Путь в Агадир был задумчивым и молчаливым. Ветер шумел в приоткрытых окнах, мелкие камешки стучали по железному дну машины. В момент перед расставанием обычно вспоминается все то яркое и теплое, что происходило до него, а неприятное почти всегда забывается. Степа уже не говорил «Как красиво! Как красиво!», но я слышал его голос в своей голове. Мы ехали, вспоминали дни, проведенные вместе, и немного грустили. По крайней мере я.

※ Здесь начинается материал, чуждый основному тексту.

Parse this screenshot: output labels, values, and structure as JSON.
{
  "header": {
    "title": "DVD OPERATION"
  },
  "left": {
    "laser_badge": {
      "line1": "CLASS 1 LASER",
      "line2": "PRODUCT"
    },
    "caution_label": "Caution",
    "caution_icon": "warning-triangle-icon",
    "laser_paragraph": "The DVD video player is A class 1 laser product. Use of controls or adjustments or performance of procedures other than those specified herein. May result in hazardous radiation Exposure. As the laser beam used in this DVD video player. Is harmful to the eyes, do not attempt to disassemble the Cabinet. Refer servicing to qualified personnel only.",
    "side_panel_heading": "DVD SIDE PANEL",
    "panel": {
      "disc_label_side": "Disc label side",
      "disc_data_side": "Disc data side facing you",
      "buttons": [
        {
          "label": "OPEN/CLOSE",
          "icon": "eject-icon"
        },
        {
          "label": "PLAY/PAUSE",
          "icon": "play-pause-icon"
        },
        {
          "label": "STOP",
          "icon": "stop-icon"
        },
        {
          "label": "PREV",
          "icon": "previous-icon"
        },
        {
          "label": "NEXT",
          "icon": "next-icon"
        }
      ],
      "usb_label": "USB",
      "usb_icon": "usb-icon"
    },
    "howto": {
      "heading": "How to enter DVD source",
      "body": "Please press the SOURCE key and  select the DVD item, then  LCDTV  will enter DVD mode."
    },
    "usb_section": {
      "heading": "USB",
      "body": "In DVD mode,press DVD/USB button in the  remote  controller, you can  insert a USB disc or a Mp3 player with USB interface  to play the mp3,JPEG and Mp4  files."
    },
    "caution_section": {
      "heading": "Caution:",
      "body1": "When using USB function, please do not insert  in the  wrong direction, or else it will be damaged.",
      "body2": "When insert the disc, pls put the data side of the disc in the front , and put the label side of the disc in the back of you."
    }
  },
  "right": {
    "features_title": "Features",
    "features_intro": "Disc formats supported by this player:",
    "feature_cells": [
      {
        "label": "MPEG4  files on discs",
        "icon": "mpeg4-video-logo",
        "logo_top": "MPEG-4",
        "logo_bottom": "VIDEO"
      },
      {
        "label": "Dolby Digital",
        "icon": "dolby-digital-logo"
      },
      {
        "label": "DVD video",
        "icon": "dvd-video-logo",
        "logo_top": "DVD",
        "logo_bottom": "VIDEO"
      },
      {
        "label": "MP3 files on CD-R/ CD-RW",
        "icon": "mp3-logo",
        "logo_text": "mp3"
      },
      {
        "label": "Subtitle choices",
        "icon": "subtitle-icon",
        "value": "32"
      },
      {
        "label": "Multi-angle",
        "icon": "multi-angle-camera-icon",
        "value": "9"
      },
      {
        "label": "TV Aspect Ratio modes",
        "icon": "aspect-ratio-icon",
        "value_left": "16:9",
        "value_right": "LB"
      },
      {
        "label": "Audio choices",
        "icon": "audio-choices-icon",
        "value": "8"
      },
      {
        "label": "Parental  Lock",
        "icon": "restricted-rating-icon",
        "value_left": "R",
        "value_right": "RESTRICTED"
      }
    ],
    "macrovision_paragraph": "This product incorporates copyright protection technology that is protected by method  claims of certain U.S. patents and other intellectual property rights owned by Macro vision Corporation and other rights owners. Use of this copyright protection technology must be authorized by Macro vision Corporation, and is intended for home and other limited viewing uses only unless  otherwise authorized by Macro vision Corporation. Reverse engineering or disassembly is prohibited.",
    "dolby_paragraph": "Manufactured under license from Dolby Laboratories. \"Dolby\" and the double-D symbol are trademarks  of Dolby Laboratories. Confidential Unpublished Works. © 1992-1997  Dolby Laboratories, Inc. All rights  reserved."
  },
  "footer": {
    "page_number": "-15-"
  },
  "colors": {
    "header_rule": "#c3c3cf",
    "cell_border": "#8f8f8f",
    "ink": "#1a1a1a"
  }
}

Агадир мне напомнил Анапу. Похожие прибрежные кафе, песчаный пляж, разноцветные зонтики, покосившиеся от ветра, правда, люди там иной наружности. В Агадире мне безумно захотелось жареных чебуреков и вареной кукурузы. Видимо, сработал ассоциативный ряд. Рефлексы – мощная штука. Мы перекусили в местном «Макдональдсе», вспоминая совместное путешествие, еще раз над чем-то посмеялись. Я подумал: «Как хорошо, что мы встретились в аэропорту Амстердама».
А затем помолчали, и каждый думал о чем-то своем.
О, как много я хотел сказать своим попутчикам и уже теперь друзьям, но в момент прощания, как это часто бывает, вымолвил лишь несколько стандартных фраз благодарности. Хотя мои глаза говорили гораздо больше. Надеюсь, Степа и Катя смогли в них разглядеть все нужное и важное.
Затем Степа отвез меня на автобусную станцию. Махнул рукой в знак прощания и уехал. Ребята остались кататься на серфинге в Агадире, а я отправлялся дальше путешествовать по Марокко, но уже один.
Эссуэйра
Старый скрипучий автобус ехал в непроглядной тьме. Лишь изредка на горизонте появлялись мерцающие огни. Какая-то полка громыхала на кочках. Колени упирались во впередистоящее кресло. Уснуть не удавалось: могучий храп пассажиров заполнял салон и проникал внутрь моей головы, раздражающей вибрацией отражаясь в барабанных перепонках.
Я прибыл в Эссуэйру поздней ночью. Автобус остановился у бетонной платформы, освещенной тусклым желтым светом изогнутого фонаря. У обшарпанной стены спали арабы, уложив головы на затасканные сумки и мешки. Присутствовало чувство сонливой тягости. Атмосфера создавала мрачное впечатление: запах сырости и нищеты, тоска, густеющая тьма, нарастающий холод ночи.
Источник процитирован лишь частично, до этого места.